Once upon a time advertising agencies just made advertising. But in recent years they have also become R&D departments, laboratories and product developers.
For instance, who would have thought that an agency would help the dream of a hoverboard come true? (And we mean a real hoverboard, not one of those things with wheels.)
This film by the UK’s CHI & Partners for Lexus shows how magnetic magic made the hoverboard possible. The specially designed skate park was concrete over metal, so don’t get any ideas: it will be a while before the rest of us can skate on air.
The rise of connected objects – The Internet of Things – has also provided fertile terrain for creative minds. In fact, many agencies now employ “creative technologists” in-house.
Vending machines that interact with their users have become familiar fare at awards shows, especially after the success of Leo Burnett’s “Small World Machines” for Coca-Cola in 2013. The idea was that two separate vending machines – in India and Pakistan – were transformed into “portals” that allowed people in the divided nations to interact and find common ground.
But vending machines are bulky and, by definition, a little cold. Wearable technology is more fun. For a while now, agencies have been experimenting with “haptic” clothing that translates information into sensation. In this example, by Jung Von Matt for an orchestra in Hamburg, “The Sound Shirt” enables deaf people to experience the power of music.

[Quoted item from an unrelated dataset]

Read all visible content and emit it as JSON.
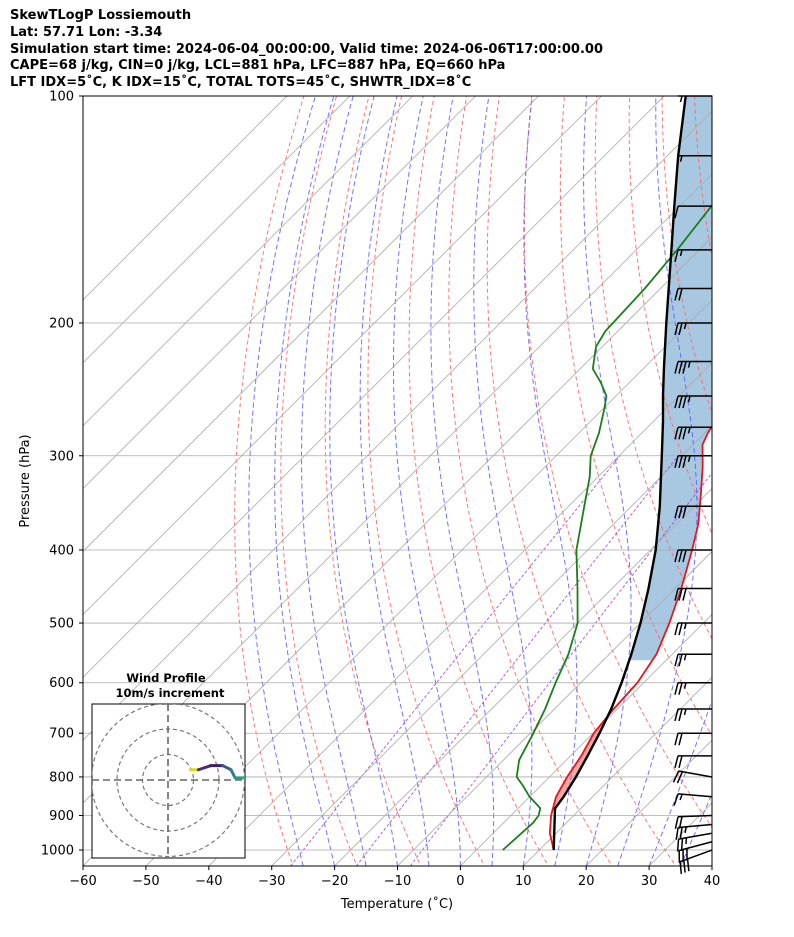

Samsung, through its various agencies, has become a master of capturing the wizardry of technology – and expressing its ethos of devising tools that improve lives. Here’s a connected surfboard, powered by a smartphone, that gives the lone wolves of the ocean all the data and coaching tips they need to perform at maximum capacity. It’s a beautifully crafted film from Leo Burnett Tailor Made in São Paulo.
Such a board could potentially save lives. This next item definitely could: the “Helpmet”, from BBDO Proximity Thailand, a motorcycle helmet that detects head shocks and sends the location of fallen riders to emergency services.
Samsung (yes, them again) developed a similar device to protect rugby players from the effects of concussion – with the help of Leo Burnett in Australia, naturally.
Perhaps slightly less astonishing – although undoubtedly useful – is “The Screen Jacket”, devised by Ogilvy & Mather in Paris for Lenovo. In short, it’s a jacket that folds out into a screen, which means you can project images from your laptop no matter where you happen to be.
The most interesting thing about all these objects from an advertising point of view is that they are plot devices – inventions that drive stories. Alfred Hitchcock famously called such objects “McGuffins”. Stolen secrets, a mysterious suitcase, a hidden treasure: a way of getting the characters moving.
My point is that the vending machines and smart shirts are always the basis of good old-fashioned films, which then go on to touch far more people than the objects themselves. The technology is rendered impressive by the storytelling.